La negación de la realidad
Negar la realidad no resuelve los problemas, ni los hace desaparecer. No hablo de entender la realidad, clásico problema filosófico y estímulo inagotable de la inteligencia, el talento y la creatividad. Hablo de negarse a verla, de ignorar los hechos, de confundir el deseo con la verdad y las buenas intenciones con la racionalidad, en un mecanismo defensivo de reacción psicológica tan fácil de comprender como letal para orientarse y para actuar.
Le ocurre al presidente de la Generalitat, Francisco Camps, que ha superado el horizonte de sucesos a partir del cual es imposible sustraerse a la exigencia judicial de responsabilidades por los casos de corrupción que afectan a su Gobierno y su partido, pero también a él directamente, sin asumir ni siquiera la posibilidad de haber cometido algún error. Su terquedad en la proclamación genérica de una verdad que no logra desmentir nada de aquello que los tribunales han documentado minuciosamente suscita una penosa sensación de delirio político y personal. Como se vio de nuevo el jueves en las Cortes, el despliegue de sus excusas lleva a Camps a armar una teoría de la conspiración que solo puede inducir al estupor o a la compasión. Lo asombroso del caso, además, es que nadie en el PP se atreva a despertar al líder de su ensoñación.

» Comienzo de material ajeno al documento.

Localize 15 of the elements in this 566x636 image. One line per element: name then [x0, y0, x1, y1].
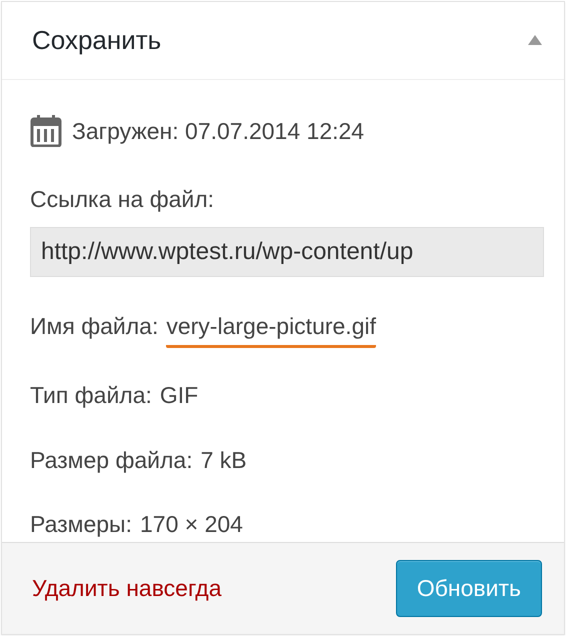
detail-label: Размер файла: [30, 446, 193, 475]
detail-value: 170 × 204 [140, 510, 243, 540]
panel-title: Сохранить [32, 24, 162, 57]
file-url-label: Ссылка на файл: [30, 185, 216, 214]
file-url-field[interactable]: http://www.wptest.ru/wp-content/up [30, 226, 544, 277]
upload-date-text: Загружен: 07.07.2014 12:24 [72, 116, 364, 146]
detail-label: Размеры: [30, 510, 132, 540]
delete-permanently-link[interactable]: Удалить навсегда [32, 571, 222, 606]
detail-label: Тип файла: [30, 381, 152, 410]
detail-value: GIF [160, 381, 198, 410]
detail-value: very-large-picture.gif [166, 308, 376, 348]
detail-value: 7 kB [200, 446, 247, 475]
detail-label: Имя файла: [30, 312, 158, 341]
calendar-icon [30, 114, 62, 147]
collapse-toggle-icon[interactable] [528, 35, 542, 46]
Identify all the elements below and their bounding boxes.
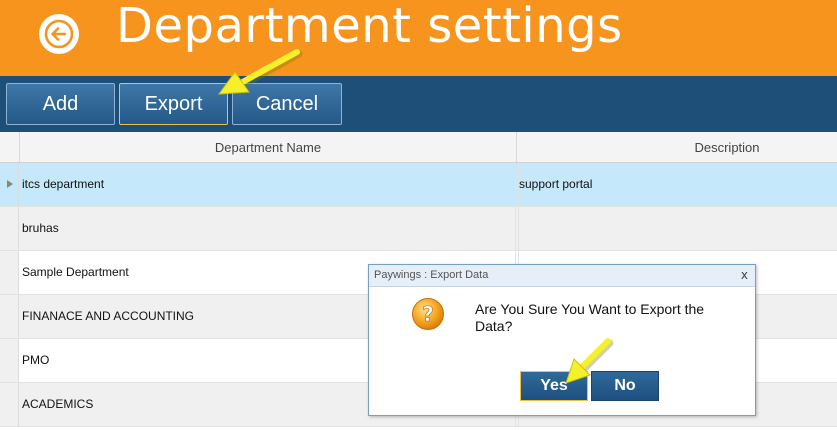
- row-indicator: [0, 339, 19, 382]
- svg-text:?: ?: [422, 302, 434, 326]
- grid-header: Department Name Description: [0, 132, 837, 163]
- row-indicator: [0, 207, 19, 250]
- description-cell[interactable]: support portal: [518, 163, 834, 206]
- current-row-arrow-icon: [7, 180, 13, 188]
- back-button[interactable]: [39, 14, 79, 54]
- export-confirm-dialog: Paywings : Export Data x ? Are You Sure …: [368, 264, 756, 416]
- toolbar: Add Export Cancel: [0, 76, 837, 132]
- page-title: Department settings: [116, 0, 623, 54]
- dialog-titlebar[interactable]: Paywings : Export Data x: [369, 265, 755, 287]
- header-bar: Department settings: [0, 0, 837, 76]
- row-indicator: [0, 251, 19, 294]
- dialog-message: Are You Sure You Want to Export the Data…: [475, 301, 705, 334]
- cancel-button[interactable]: Cancel: [232, 83, 342, 125]
- department-name-cell[interactable]: bruhas: [22, 207, 512, 250]
- row-indicator: [0, 163, 19, 206]
- yes-button[interactable]: Yes: [520, 371, 588, 401]
- column-header-department-name[interactable]: Department Name: [19, 132, 516, 162]
- close-icon[interactable]: x: [741, 265, 748, 286]
- export-button[interactable]: Export: [119, 83, 228, 125]
- add-button[interactable]: Add: [6, 83, 115, 125]
- question-icon: ?: [412, 298, 444, 330]
- department-name-cell[interactable]: itcs department: [22, 163, 512, 206]
- row-indicator: [0, 383, 19, 426]
- row-indicator: [0, 295, 19, 338]
- dialog-title: Paywings : Export Data: [374, 269, 489, 281]
- table-row[interactable]: itcs department support portal: [0, 163, 837, 207]
- back-arrow-icon: [44, 19, 74, 49]
- description-cell[interactable]: [518, 207, 834, 250]
- no-button[interactable]: No: [591, 371, 659, 401]
- table-row[interactable]: bruhas: [0, 207, 837, 251]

Este síndrome extremo de la negación, sin embargo, arraiga en un defecto de fondo del discurso político y social, que ha extendido por la esfera pública, en esta primera década del siglo, una especie de jabón de autocomplacencia e irresponsabilidad. Caldo de cultivo del sectarismo y la banalidad, la negación de la realidad permite confundir la razón con la ideología y la eficacia con la propaganda. Sin los efectos de esa deformación del debate político es difícil explicar el intento del presidente del Gobierno, José Luis Rodríguez Zapatero, de hacer frente a la profunda crisis global atrincherado en un bienintencionado programa de solidaridad y en un keynesianismo presupuestario más o menos coyuntural. Un intento que ha chocado, de forma traumática, contra el comportamiento concreto de los mercados frente al aumento del déficit, que no es otra cosa que la diferencia creciente entre lo que gasta y lo que ingresa el Estado, algo que, más pronto que tarde, resulta imprescindible ajustar.
Asumió Zapatero, y asumieron los ciudadanos, un baño de realidad que no parece haber logrado ni siquiera salpicar a la oposición, enjabonada en los reflejos más típicos de su idiosincrasia y cegada por el poder. Da toda la impresión de que a Rajoy no le parece que, en tiempos difíciles, se imponga la virtud de arrimar el hombro y colaborar. Él sigue sin querer ver la realidad. Y el caso es que las cosas suceden tercamente. Ahora mismo, la falta de realismo se ha convertido en un lujo que ya nadie se puede permitir. Es fundamental que, en tiempos de mudanza, las decisiones políticas no sean hijas de la estupidez.